Gilles Vassal acrescenta que, embora os tratamentos oncológicos inovadores e caros sejam importantes, eles nem sempre são o tratamento ideal, pelo que é importante não desperdiçar recursos de forma inadequada. O investigador propõe uma avaliação cuidadosa, potencialmente conjunta, de quando os usar.

Nessa avaliação, “nós, como médicos, fornecemos uma definição clara de quem deve receber o medicamento e de quem não deve. É a nossa responsabilidade usar o novo medicamento certo onde ele realmente melhorar os resultados para as crianças e evitar o seu uso quando este não for relevante”.

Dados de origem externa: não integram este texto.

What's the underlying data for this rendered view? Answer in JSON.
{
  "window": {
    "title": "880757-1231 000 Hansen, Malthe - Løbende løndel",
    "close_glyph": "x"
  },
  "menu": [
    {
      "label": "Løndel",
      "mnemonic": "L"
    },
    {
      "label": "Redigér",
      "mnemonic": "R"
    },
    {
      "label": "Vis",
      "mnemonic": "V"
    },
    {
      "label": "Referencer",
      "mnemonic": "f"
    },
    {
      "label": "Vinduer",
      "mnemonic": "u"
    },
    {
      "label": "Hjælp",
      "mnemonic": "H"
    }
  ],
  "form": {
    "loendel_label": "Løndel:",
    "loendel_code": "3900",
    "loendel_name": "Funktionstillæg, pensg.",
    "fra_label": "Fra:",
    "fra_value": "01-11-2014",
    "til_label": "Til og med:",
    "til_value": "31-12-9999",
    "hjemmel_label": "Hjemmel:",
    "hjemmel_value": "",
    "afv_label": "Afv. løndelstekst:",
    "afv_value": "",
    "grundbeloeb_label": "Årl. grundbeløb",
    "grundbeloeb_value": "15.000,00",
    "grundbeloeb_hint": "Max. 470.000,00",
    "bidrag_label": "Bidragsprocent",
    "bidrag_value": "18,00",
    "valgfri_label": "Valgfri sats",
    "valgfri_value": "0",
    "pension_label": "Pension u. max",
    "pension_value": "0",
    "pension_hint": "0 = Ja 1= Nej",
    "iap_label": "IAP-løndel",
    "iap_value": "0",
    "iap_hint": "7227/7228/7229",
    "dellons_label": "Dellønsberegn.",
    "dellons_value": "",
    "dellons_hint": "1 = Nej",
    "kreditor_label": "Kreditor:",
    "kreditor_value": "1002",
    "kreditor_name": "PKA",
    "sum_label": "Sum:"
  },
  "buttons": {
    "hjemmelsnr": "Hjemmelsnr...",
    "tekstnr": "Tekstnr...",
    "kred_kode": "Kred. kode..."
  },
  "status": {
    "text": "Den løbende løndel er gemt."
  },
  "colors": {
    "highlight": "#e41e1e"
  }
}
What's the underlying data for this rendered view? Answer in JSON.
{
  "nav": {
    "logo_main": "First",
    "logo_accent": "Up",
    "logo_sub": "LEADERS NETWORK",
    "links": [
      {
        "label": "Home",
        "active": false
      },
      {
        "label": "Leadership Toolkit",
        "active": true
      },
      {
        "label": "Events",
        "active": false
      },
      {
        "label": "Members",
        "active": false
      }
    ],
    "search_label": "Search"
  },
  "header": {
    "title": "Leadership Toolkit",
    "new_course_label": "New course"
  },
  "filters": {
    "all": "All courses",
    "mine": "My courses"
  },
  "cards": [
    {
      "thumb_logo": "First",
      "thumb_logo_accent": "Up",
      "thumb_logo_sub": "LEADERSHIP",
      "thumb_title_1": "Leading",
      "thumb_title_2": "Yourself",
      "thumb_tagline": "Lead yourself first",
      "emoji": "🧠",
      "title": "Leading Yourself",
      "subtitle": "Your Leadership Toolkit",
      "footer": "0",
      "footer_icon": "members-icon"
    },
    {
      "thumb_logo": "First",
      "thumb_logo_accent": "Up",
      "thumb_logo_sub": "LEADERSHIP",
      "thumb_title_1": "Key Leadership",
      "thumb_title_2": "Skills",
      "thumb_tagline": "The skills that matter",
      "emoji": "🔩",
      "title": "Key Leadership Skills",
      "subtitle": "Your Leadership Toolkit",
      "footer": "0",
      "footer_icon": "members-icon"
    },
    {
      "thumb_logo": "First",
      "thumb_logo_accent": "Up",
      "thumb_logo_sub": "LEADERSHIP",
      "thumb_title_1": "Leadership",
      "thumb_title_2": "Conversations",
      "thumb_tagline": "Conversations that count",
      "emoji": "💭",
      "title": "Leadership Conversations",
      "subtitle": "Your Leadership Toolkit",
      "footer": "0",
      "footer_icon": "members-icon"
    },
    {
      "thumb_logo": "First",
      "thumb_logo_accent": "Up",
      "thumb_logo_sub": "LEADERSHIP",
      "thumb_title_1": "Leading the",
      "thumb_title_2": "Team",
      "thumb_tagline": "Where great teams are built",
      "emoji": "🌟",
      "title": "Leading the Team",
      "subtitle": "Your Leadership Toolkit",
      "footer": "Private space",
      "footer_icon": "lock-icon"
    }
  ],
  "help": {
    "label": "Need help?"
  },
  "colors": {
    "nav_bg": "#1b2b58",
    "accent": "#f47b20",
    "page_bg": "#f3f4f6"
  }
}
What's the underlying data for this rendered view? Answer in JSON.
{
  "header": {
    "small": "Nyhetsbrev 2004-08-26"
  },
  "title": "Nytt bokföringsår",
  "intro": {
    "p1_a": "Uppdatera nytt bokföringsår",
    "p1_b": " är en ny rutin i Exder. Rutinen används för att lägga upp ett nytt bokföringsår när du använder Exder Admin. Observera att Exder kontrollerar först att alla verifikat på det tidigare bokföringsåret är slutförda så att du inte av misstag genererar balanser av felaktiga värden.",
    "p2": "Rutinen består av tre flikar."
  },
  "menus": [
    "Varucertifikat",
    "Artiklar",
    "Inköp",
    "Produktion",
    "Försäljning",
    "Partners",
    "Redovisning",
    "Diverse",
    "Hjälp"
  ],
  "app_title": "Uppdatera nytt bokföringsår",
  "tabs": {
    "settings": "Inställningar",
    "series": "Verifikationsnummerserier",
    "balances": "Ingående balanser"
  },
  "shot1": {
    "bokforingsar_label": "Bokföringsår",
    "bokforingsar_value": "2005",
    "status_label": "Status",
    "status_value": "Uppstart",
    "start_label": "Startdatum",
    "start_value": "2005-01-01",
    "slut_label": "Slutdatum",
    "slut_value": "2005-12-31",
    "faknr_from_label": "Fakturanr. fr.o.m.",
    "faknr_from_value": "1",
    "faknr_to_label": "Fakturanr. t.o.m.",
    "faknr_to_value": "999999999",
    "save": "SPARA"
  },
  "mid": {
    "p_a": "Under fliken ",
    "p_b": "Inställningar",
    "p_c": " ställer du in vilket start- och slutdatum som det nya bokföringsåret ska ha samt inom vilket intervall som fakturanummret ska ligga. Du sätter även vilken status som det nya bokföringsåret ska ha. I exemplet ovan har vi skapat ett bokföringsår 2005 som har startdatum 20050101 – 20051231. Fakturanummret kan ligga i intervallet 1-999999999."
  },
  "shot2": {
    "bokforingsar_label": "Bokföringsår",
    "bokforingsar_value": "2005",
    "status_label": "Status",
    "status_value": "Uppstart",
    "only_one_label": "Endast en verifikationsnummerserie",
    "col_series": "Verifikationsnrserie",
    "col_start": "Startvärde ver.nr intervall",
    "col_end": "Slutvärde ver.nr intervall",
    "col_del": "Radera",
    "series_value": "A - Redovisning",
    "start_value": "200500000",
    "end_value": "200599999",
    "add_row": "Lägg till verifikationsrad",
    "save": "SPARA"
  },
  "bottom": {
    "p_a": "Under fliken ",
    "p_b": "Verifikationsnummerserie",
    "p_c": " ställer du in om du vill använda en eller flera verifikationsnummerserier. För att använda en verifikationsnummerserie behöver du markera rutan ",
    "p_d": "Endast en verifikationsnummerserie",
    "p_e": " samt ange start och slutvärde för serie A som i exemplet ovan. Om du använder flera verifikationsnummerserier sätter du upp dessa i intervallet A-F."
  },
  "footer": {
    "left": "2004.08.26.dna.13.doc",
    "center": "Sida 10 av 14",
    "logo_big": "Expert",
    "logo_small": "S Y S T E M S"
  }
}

Pamela Kearns também vê o Plano Europeu de Combate ao Cancro e a “Helping Children with Cancer Initiative” como um fator potencial para levar o tratamento oncológico pediátrico a um nível mais igualitário em toda a Europa.

“Nunca vivemos numa altura em que existissem tantas oportunidades de nos envolvermos para mudar as políticas de saúde, para conseguirmos mais financiamentos e para, finalmente, colocarmos o cancro infantil na agenda política. Espero que possamos agarrar esta oportunidade e implementar as promessas que foram feitas nos últimos 18 meses”.